# Monocirrhus polycanthus



## KyleT (Jul 22, 2002)

Hey there thank you for bothering to register! 

I personally have never kept a South American Leaf fish and have only known one or two people who have so I went and did some research for you! 

South American Leaf fish are carnivorous so you should have sucess with pretty much any type of plants. They also are slow moving so wouldn't harm any delicate plants. 

They like alot of places to hide so I would go with more bushy plants such as any hygrophilis plants and pretty much any stem plants will be fine! 

A couple of sites also suggested that they like plants with braod leaves such as Amazon Sword or if you want easier to keep plants and anubias! 

Hope this helps! Kyle


----------



## cramramdon (Jul 22, 2002)

Thanks fender ,
For now I have Swords and Anubias, along with some foreground plants distributed all along the bottom. Sorry I'd submit a picture, but don't have a camara yet. How would I purchase riccia fluitans on line? Could you tell me what sites have info. on these fish.


----------



## KyleT (Jul 22, 2002)

Here you go!

Link 1

Link 2

Link 3

Link 4

Here is a link to buy Riccia!

Kyle


----------



## Steve Hampton (Jul 22, 2002)

Just a small side note, this is a really iffy time of the year to order plants. The heat is extreme, several mail order plant companies stop shipping delicate plants at this time of year. You should email the companies first, to see if and/or how they will currently be shipping, before paying online with a credit card.

Cheers,
Steve


----------



## KyleT (Jul 22, 2002)

Thanx for the heads up Steve!

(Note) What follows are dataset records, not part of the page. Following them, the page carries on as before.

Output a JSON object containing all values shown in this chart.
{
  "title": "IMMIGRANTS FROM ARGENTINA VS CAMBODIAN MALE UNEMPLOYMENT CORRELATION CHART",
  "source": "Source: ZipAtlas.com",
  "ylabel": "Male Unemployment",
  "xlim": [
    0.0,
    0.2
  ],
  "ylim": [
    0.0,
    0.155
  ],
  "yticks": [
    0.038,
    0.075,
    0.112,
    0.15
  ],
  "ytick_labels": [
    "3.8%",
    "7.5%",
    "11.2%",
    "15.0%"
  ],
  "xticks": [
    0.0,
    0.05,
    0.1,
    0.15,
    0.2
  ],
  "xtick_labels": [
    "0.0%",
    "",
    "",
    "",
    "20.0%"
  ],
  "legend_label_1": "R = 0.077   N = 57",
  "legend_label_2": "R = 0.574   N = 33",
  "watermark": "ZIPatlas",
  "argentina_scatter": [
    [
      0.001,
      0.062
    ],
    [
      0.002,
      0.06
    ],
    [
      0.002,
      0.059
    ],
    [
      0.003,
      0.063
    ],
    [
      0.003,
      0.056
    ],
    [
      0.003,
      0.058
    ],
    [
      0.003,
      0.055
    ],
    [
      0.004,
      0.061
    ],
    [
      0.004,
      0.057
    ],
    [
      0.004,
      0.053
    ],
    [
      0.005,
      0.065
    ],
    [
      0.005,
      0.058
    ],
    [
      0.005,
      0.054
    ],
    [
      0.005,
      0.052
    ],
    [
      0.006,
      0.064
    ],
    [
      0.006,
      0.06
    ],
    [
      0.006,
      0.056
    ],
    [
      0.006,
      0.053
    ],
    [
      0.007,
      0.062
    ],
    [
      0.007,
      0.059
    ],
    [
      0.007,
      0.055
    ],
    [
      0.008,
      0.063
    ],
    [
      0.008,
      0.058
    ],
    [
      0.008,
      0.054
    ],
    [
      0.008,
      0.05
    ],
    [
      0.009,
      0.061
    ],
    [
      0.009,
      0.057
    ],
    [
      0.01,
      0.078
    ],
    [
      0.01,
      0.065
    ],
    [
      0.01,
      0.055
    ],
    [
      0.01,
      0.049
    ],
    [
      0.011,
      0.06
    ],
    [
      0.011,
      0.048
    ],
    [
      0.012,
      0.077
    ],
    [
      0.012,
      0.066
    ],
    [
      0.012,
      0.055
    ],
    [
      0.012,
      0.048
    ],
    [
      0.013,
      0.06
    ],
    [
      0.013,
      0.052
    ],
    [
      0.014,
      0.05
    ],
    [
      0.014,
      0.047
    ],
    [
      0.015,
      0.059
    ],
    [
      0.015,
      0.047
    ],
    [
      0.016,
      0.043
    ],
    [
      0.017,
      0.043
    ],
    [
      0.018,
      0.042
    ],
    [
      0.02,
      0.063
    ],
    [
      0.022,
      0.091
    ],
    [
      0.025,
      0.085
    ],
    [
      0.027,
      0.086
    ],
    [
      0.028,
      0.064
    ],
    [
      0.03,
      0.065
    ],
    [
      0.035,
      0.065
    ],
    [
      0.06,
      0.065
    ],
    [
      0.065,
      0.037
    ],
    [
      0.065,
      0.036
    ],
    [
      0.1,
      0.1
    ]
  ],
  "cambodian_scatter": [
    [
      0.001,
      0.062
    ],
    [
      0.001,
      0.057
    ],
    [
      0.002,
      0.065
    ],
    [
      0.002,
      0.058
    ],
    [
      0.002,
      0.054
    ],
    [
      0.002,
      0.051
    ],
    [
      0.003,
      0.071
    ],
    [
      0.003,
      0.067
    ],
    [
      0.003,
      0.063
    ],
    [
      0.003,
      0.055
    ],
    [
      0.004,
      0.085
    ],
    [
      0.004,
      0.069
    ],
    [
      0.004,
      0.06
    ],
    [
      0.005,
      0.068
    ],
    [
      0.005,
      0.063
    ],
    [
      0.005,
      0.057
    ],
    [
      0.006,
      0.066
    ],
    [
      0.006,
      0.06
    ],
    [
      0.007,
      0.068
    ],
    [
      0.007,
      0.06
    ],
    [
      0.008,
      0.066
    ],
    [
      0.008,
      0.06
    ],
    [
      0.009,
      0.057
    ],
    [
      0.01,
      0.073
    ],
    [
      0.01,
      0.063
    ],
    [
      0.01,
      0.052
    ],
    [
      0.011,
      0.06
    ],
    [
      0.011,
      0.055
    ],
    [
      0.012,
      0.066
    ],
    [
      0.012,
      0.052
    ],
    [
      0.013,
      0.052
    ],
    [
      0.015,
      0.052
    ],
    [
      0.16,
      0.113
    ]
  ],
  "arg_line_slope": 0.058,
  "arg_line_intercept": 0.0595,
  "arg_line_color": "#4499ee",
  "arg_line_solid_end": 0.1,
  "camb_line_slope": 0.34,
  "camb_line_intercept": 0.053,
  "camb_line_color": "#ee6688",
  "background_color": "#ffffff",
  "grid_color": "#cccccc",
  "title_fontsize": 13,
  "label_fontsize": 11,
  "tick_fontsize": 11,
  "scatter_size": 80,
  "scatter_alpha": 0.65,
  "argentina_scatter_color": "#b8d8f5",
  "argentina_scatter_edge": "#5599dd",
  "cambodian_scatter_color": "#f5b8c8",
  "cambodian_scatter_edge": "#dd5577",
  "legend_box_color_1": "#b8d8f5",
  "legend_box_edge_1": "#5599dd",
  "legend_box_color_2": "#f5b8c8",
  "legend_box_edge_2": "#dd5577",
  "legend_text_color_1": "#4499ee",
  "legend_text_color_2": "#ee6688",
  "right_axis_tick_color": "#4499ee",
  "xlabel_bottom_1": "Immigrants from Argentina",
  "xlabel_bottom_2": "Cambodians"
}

I never really thought of that before! Oh yeah and thanx for coming back!!!! 

Kyle


----------



## cramramdon (Jul 22, 2002)

I used to know a guy named Steve Hampton. I worked with him in a restaurant called Mexicali Rose. Hey steve is that You?


----------



## Steve Hampton (Jul 22, 2002)

Nope, not me I live in Florida, Jacksonville Beach to be exact.


----------



## cramramdon (Jul 22, 2002)

Ah well, its nice to meet ya Steve


----------



## Rob in Puyallup (Jul 2, 2009)

Sent from my


----------



## BobLsaget (Apr 29, 2014)

Also aside from the shipping which is a major factor, make sure you are triming the plants properly before planting into your substrate. 

Trim roots about an inch from the plant, important it will promote new root growth. Seperate stem plants from each other. And cut off any dead plant matter, remove those leaves that are at the bottom of the plant, you don't want those rotting under the substfate. Also don't plant too deep into the substrate. The browning of the stem is just rot which most stem plants will start from the bottom and climb up the plant if it is too deep. Stems need circulation they are not roots.

Make sure to remove and toss any rock wool or weights plants are sold with. 

Here is a basic video. 
https://m.youtube.com/watch?v=44cDbR2YvK4

Also keep in mind that some melting is to be expected, this is the plant adjusting to new light and water conditions, old leavea will melt and new ones will form. Its fun to see how different plants grow under different conditions (different shape of leafs ect.)

Most importantly make sure you have good water parameters for the plant you are purchasing not every plant will survive in every tank.

And it's always good to purchase plants from your LFS, they cost a bit more but atleast you know what your getting.

I hope this was helpful.


----------